Com a reabertura do Camelódromo é pequeno pensar, como pequena é a atuação do prefeito Marquinhos Trad e grande a omissão de seu secretário de Saúde, que o rodízio de 140 boxes e o controle de entrada reduzam o risco aos consumidores e aos próprios comerciantes. Serão mãos tocando nos produtos e é de se supor que os comerciantes não sairão de suas posições a cada cliente atendido para higienizar os produtos. A entrada restrita a 30 pessoas não impedirá aglomeração na entrada, que está definida no portão 6 (Avenida Afonso Pena) e, para quem conhece os estreitos corredores entre as bancas, o que torna impossível garantir o distanciamento mínimo de 1,5 metros.  E, ainda mais grave, não haverá desinfecção antes da abertura e recebimento dos clientes.

Outro ponto discutível é o funcionamento de climatizadores para garantir a circulação do ar. Isso impede, beneficia oou potencializa a circulação do vírus? Camelódromo e Comércio regular abertos, com a pouca conscientização da população, com ônibus lotados, com idosos indo para as ruas e praças e lojas, por que não liberar geral?

Está comprovado que a população não está educada ou preparada para entender os riscos aos quais está exposta, então colocar banners educativos é “chover no molhado”, triagem de clientes por meio de aferição de temperatura corporal vai colocar na rua, circulando, aqueles que, mesmo constatado a possível contaminação sejam impedidos de entrar no local.

Não bastasse essa sandice que beira a insanidade, na última segunda-feira boa parte do comercio varejista, agências bancárias, setor de serviço e saúde privado (consultórios, clínicas), voltaram a funcionar. Na terça-feira (7), foi liberado o funcionamento das 53 feiras livres da cidade.

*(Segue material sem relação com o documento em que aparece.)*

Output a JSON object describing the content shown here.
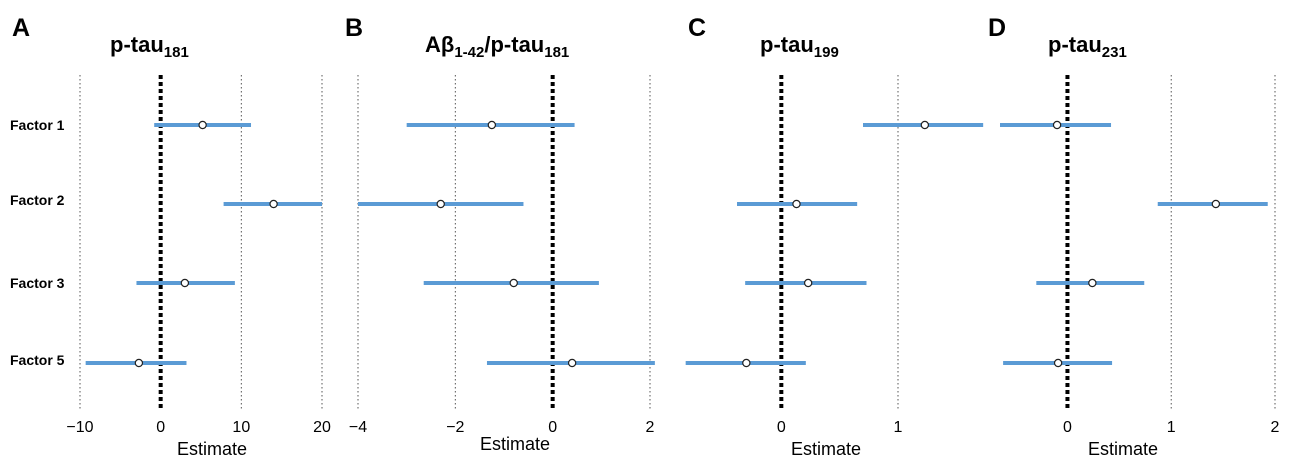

Com 48 casos confirmados e sete pacientes internados, sendo cinco na UTI (Unidade de Terapia Intensiva), o campo-grandense não se atinou e abandonou a quarentena ignorando os riscos do coronavírus. A maioria dos campo-grandenses foi às ruas sem colocar máscaras, recomendação feita pelo Ministério da Saúde.

Não falta informação, o que falta é a informação de forma correta. Enquanto a imprensa chega a abusar da paciência da população com tantas informações, durante todo o tempo, eles preferem acreditar nas “autoridades” que jogam mais do lado da economia do que ao lado da vida. O que ninguém percebe é que a população mais humilde está totalmente exposta, enquanto os influenciadores de políticos fracos e avarentos se deslocam em automóveis, se trancam em suas casas e apartamentos, conversam por meio de aplicativos de computadores e celulares.

A situação é grave. De acordo com o Ministério da Saúde, já são 553 mortes e 12.056 casos confirmados pela Covid-19. No mundo, a doença já matou mais de 73,7 mil pessoas e infectou 1,3 milhão.

Não bastasse os pronunciamentos do presidente Jair Bolsonaro contra a quarentena, que colocou o país em situação de desconfiança e o ridículo perante o mundo, Marquinhos Trad nos coloca na mesma posição em relação ao Brasil.  

Não adianta colocar a população de joelhos orando pela vida quando aquele, quando aqueles que têm o dever e poder de impedir essas mortes agem de forma irresponsável e genocida. Que os joelhos não se esfolem, pois em breve terão que orar pela alma desses irresponsáveis.